The annual pelvic exam, an oft-dreaded part of preventive care for women, may become the as-needed pelvic exam, thanks to new guidelines from the American College of Physicians.

As part of a pelvic exam, a doctor uses a tool called a speculum to look at the vagina and cervix. She or he also inserts two fingers in the vagina and places her or his other hand on the outside of the stomach. The exam lets the doctor examine the cervix, uterus, and both side of the lower abdomen where the ovaries and Fallopian tubes are located.

For decades, doctors have believed this exam may detect problems like ovarian cancer or a bacterial infection even if a woman had no symptoms. And sometimes it does. But recently experts have questioned whether the yearly ritual adds value to a woman’s health.

In the new guidelines, published in the Annals of Internal Medicine, an expert panel appointed by the American College of Physicians recommends that healthy, low-risk women not have routine annual pelvic exams. The panel based this advice on a systematic review of prior studies. They not only found no benefit from the annual pelvic exam, they found that it often causes discomfort and distress. Sometimes it also leads to surgery that is not needed.

The new guidelines only apply to the pelvic exam, and only in healthy women. The panel urged women to keep getting checked for cervical cancer. Also, the experts emphasized that pelvic exams remain a necessary part of the evaluation in any woman with symptoms that could be related to a problem with the vagina, cervix, uterus, Fallopian tubes, or ovaries.

It’s also important to note that the American College of Obstetricians and Gynecologists still recommends a yearly pelvic exam for women, even though it acknowledges that the evidence does not support or refute its value.

Mixed feelings

Phasing out the annual pelvic exam mirrors a similar change for men. Doctors once routinely did rectal exams to check the prostate gland, a common site of cancer in men. But evidence that it isn’t a very effective way to detect prostate cancer, and may have caused more harm than good (sound familiar?) led experts to recommend against it being done every year.

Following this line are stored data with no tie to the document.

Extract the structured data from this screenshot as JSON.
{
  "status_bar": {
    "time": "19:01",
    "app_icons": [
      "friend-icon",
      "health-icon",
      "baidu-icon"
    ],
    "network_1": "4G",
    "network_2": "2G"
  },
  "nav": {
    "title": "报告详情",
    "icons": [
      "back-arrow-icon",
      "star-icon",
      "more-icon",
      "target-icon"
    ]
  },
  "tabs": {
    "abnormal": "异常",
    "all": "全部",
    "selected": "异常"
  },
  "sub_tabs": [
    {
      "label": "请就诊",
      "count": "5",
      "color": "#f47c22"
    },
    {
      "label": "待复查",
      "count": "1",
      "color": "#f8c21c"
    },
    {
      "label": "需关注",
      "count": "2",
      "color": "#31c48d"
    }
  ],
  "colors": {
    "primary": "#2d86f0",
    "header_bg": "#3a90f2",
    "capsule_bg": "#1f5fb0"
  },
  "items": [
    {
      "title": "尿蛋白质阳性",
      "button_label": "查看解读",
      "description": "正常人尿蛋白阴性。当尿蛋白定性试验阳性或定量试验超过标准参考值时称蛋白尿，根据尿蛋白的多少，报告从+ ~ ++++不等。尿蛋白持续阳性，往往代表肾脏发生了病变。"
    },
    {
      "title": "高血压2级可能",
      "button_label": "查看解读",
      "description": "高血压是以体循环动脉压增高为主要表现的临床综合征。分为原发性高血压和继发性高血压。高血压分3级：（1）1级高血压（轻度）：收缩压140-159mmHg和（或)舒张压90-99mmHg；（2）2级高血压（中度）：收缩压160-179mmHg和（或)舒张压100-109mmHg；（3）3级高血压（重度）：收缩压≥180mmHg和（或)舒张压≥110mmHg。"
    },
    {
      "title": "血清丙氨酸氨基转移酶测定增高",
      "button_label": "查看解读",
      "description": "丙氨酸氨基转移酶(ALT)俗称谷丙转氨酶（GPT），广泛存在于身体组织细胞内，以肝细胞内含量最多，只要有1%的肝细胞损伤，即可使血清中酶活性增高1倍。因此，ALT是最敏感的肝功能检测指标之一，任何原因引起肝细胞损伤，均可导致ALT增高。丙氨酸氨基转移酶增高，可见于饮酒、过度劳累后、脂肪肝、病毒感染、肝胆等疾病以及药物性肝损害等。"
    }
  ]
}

I have to admit that as a doctor and as a man, I was happy about that change. I called a couple of my female physician colleagues to get their personal and professional reactions to the news about phasing out routine pelvic exams. Question: “Will you miss not having regular pelvic exams?” Response (paraphrased): “Are you serious? No way will I miss them!”

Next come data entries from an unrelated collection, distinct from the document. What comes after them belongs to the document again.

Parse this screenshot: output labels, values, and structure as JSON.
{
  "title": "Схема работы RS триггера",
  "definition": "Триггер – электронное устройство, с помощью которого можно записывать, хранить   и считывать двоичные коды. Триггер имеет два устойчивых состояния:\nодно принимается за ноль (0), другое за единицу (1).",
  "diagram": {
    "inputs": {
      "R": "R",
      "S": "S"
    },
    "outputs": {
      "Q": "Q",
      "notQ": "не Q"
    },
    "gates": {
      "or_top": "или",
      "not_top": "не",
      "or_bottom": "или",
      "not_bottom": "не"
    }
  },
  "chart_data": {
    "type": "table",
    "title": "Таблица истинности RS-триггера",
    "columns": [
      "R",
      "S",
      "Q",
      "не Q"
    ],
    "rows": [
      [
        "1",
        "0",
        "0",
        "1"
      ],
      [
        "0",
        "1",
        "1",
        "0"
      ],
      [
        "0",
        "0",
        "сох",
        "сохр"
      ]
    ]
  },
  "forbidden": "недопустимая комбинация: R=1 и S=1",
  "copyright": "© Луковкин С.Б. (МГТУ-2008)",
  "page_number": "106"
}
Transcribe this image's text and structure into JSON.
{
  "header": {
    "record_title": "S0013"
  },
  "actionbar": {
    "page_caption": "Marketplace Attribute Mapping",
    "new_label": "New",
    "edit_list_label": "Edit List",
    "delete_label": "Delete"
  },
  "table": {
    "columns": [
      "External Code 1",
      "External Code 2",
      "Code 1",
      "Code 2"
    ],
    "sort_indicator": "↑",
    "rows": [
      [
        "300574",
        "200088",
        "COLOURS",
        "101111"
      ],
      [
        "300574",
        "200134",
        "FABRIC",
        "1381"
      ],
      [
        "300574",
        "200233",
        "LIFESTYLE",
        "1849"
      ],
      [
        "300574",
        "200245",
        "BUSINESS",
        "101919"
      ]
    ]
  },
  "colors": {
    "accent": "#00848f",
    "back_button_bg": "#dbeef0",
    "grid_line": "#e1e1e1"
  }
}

We did agree, though, that some women will feel that their annual check-up is not complete without a pelvic exam, just as some men do about the rectal exam. And some doctors will find it difficult to stop doing these exams, since they learned these rituals in medical school and were told they were beneficial.

A test women do need

Although seemingly healthy women may not need a pelvic exam every years, being tested regularly for cervical cancer can save a woman’s life. Here are the recommendations for women at average risk of cervical cancer:

  • ages 21 to 29: a Pap smear once every 3 years.
  • ages 30 to 65: a Pap smear every 3 years or a combination of a Pap smear and HPV test every 5 years.
  • over age 65: routine Pap screening not needed if recent tests have been normal.

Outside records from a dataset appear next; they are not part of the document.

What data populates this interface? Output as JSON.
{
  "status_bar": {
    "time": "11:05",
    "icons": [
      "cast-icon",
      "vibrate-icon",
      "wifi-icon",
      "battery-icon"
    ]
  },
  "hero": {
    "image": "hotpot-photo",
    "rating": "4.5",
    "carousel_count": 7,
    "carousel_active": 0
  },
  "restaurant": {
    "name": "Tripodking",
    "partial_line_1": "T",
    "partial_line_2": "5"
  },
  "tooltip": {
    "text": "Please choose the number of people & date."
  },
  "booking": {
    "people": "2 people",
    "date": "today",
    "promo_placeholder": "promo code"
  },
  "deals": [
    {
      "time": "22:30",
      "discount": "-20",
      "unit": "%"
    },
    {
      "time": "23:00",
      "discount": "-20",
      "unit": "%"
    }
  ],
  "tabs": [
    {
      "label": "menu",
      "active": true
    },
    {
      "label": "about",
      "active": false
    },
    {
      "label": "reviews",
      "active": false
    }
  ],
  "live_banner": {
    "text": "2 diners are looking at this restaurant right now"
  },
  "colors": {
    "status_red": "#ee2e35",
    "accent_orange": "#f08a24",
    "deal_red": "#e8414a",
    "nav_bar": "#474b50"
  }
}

Keep in mind that these are guidelines. For personal reasons, you and your doctor may wish to choose HPV testing first or have more frequent Pap smears than recommended.

If during a routine appointment your doctor wants to perform a pelvic exam, and you aren’t keen on the idea, feel free to ask why you need it and what he or she is looking for. That’s not a challenge. Based on current evidence, there should be a reason for doing a routine pelvic exam.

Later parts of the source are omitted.